Recently, another potential benefit of R-PCI has been raising. In R-PCI with the present CorPath system, someone needs to be close to the table for preparation of the patient and exchange the PCI devices in the cassette. However, except those timings, all staff can stay away from the tableside; consequently, R-PCI could minimize the proximity to the patient for the majority of the procedure. Therefore, in a pandemic such COVID-19 [12, 13], R-PCI may be useful to reduce the exposure risk to healthcare providers in the management of patients at high risk for COVID-19 or confirmed positives that require coronary intervention [14, 15].

Limitations

First, this was a retrospective study.
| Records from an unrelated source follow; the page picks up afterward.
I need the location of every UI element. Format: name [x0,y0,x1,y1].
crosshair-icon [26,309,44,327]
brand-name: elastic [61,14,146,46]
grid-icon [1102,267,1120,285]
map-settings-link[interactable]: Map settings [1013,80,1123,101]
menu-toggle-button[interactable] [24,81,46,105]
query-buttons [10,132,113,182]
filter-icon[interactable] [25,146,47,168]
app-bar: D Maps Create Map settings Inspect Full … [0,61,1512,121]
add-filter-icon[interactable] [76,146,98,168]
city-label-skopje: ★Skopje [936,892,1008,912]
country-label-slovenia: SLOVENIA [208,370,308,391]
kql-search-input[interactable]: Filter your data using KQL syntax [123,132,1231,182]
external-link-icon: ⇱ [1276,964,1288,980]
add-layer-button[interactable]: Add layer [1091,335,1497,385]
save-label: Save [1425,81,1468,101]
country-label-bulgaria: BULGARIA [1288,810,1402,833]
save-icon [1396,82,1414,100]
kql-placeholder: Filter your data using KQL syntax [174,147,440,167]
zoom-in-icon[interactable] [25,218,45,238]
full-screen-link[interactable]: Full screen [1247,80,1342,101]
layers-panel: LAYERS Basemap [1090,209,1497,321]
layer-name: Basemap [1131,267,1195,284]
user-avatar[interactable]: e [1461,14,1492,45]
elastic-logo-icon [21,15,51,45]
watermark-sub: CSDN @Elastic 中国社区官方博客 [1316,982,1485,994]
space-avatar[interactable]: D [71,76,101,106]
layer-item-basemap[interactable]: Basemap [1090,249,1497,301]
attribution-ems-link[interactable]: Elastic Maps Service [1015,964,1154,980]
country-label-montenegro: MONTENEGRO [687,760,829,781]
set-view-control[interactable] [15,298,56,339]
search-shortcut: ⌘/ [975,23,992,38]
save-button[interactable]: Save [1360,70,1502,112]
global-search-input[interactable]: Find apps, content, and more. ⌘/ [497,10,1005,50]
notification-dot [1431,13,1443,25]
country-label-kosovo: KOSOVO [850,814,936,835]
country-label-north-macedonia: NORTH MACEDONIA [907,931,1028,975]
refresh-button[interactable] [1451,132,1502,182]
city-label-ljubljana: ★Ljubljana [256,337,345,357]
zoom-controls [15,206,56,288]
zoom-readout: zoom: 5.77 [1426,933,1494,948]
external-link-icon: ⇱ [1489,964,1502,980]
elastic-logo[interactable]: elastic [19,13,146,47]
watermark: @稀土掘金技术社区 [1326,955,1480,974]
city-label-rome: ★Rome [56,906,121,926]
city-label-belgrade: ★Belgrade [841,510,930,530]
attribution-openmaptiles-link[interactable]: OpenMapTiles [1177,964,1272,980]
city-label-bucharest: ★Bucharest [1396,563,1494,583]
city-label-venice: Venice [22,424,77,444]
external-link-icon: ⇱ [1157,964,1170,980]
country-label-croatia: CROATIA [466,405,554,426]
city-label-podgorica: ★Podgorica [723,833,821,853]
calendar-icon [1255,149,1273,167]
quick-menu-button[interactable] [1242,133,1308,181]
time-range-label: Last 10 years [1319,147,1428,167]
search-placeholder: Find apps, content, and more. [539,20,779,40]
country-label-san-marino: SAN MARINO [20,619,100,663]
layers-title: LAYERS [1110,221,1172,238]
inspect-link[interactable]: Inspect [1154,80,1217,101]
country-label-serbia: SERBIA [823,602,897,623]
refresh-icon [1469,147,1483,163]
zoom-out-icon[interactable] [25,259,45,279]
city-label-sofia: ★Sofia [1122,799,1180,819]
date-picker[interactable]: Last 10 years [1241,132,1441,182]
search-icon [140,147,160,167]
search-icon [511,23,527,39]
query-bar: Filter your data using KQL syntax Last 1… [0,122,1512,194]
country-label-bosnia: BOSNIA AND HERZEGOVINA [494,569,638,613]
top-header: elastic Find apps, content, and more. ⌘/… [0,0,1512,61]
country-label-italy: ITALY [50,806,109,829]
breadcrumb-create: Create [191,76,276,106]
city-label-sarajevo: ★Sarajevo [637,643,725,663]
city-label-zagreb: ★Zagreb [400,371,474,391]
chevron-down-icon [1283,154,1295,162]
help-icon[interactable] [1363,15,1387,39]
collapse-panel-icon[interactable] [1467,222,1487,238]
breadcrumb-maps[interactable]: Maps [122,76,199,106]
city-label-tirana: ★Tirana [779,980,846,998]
Even though propensity sore matching was adopted to minimize differences between the two groups, a potential bias and residual confounding could not be eliminated. Second, this was a small-size and single-center study. Third, target lesions included in this study were relatively simple. To evaluate the safety and efficacy of the CorPath GRX system in the Japanese real-world practice, the nationwide post-marketing surveillance is ongoing. The results are awaited.

Conclusions

R-PCI in selected patients demonstrated favorable clinical outcomes with dramatical reduction of radiation exposure to operators in Japanese clinical practice.